PROBLEM LINK:
Practice
Contest: Division 1
Contest: Division 2
Contest: Division 3
Contest: Division 4
Author: notsoloud
Testers: apoorv_me, tabr
Editorialist: iceknight1093
DIFFICULTY:
TBD
PREREQUISITES:
None
PROBLEM:
There are N sectors, the i-th has budget A_i.
It’s possible to transfer some budget from one sector, but only if the first sector remains with a budget of at least X after the transfer.
Find the maximum number of sectors that can have a budget of at least X after some transfers.
EXPLANATION:
Let’s call a sector good if A_i \geq X, and bad otherwise.
Each good sector gives us some amount of budget that can be transferred to a bad sector.
Since we aren’t allowed to go below X, we can transfer (A_i - X) to other sectors.
Let S denote the sum of (A_i - X) across all good sectors i.
This extra S can then be distributed to bad sectors to (hopefully) make them reach X themselves.
Clearly, it’s best to first distribute to whichever sectors are already closest to reaching X - that is, it’s optimal to distribute to bad sectors in descending value of their A_i values.
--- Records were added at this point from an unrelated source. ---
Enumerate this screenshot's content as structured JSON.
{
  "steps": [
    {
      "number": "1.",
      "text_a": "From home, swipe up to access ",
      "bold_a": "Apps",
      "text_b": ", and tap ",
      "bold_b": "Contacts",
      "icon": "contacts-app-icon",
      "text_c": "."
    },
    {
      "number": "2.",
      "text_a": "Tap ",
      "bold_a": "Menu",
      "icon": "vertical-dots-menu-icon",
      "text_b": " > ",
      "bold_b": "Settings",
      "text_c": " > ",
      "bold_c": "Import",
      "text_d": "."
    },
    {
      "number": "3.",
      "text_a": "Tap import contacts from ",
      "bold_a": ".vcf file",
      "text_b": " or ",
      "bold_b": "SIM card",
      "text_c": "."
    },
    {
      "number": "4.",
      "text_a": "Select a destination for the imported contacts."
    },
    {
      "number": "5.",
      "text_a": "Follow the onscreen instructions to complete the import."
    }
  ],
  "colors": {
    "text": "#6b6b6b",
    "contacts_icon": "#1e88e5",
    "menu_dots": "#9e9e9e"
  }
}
This gives us the following algorithm:
- Compute S as the sum of (A_i - X) across all i such that A_i \geq X.
- Then, consider all i such that A_i \lt X.
Iterate over them in descending order of A_i, and if S \geq X - A_i, set A_i to X and reduce S by (X - A_i).
Iterating over values in descending order is easily done by simply sorting them first.
TIME COMPLEXITY:
\mathcal{O}(N\log N) per testcase.
CODE:
Editorialist's code (Python)
for _ in range(int(input())):
n, x = map(int, input().split())
a = list(map(int, input().split()))
a.sort()
ans, extra = 0, 0
for y in reversed(a):
if y >= x:
ans += 1
extra += y - x
else:
if extra >= x - y:
extra -= x - y
ans += 1
print(ans)